The protagonist Mr. Hopeless is an unsuccessful, weak and slothful everyman, with a body too naïve a pain in the neck of his soul, who eventually leaves him. Having become all the more spiritless now that he lacks a soul, Hopeless notices that he has also grown invisible and that he does not, in the regular sense of the word, even “exist” in the world which now seems to him a negatively-aesthetic cluster of images. Accompanying his invisibility is a dog that only he can see, a dog that can randomly multiply and decrease in number. It turns out that the dog(s) will guide him throughout the search for his soul, as a letter that he receives informs us. The letter is from a man who introduces himself as Mr. Spider. The story begins right in the beginning of the protagonist’s surreal journey across the Mother Land, a world of fantasy with metaphysical undertones, inhabited mostly by animals: it is the probable shelter of lost souls.
They want to present an enjoyable read. The story includes elements of surreal, black and blue comedy, but first and foremost Kafkaesque humour with less of an expressionist taste, in a way that challenges and satirizes many recurring questions inherent in modernity, literary conventions and motifs, such as the moralistic undertones in the Faustian canon. Doing all of these in a comic format, in a simplified world that reads like a twisted fable is itself a great challenge to ourselves and the genre in which we apply our methods. You are invited to interpret, revisualize and even complete the universe we offer, while enjoying the read and the artwork (so we hope).
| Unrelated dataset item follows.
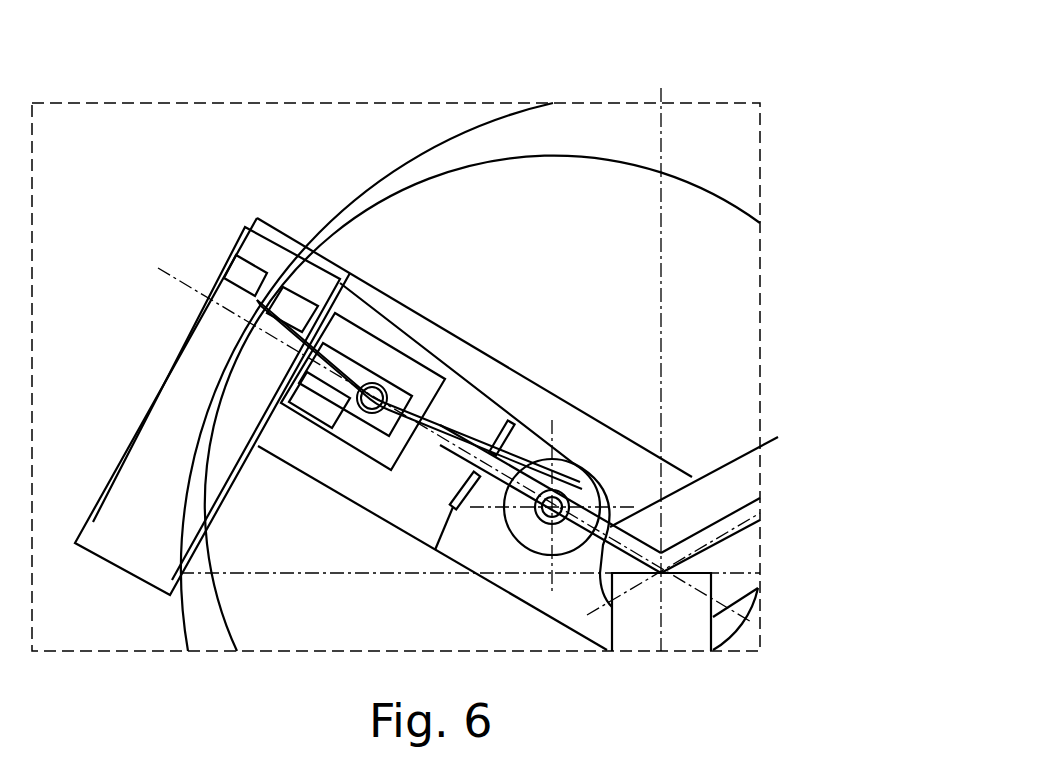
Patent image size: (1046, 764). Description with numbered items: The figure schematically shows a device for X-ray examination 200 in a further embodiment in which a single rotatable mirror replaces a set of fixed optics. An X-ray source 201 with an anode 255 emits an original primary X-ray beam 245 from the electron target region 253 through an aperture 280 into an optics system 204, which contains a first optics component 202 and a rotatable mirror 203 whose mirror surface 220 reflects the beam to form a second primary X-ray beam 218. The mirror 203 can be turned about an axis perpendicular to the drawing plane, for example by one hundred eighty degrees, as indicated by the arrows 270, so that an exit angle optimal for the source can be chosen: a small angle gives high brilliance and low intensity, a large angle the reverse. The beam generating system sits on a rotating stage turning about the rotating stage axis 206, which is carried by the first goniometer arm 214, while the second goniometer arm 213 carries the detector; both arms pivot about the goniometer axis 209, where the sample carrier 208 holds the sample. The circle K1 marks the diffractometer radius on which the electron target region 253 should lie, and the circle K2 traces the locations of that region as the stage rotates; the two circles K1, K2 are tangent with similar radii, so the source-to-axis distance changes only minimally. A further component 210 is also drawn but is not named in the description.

Their target is adults who appreciate ambiguity, allegorical/alternative worlds out of their comfort zones, lack of fixated subjectivities. If you strive for liberation but are too conscious of the –global and local – conditions which have generated and continues to structure us beyond our control, then this story might be for you. In a way, we seek people who would not mind letting the gravity of their train of thought and the gusty levity of their chuckle cohabit. As for our format, the non-linerar story arc is optimal for a mini series, since we are more interested in process-driven narratives than Aristotelian structures; however, once it is completed it can be published as an original graphic novel since it constitutes a whole. It is a coloured work, as it is essential for the carnivalesque, macabre style of artwork.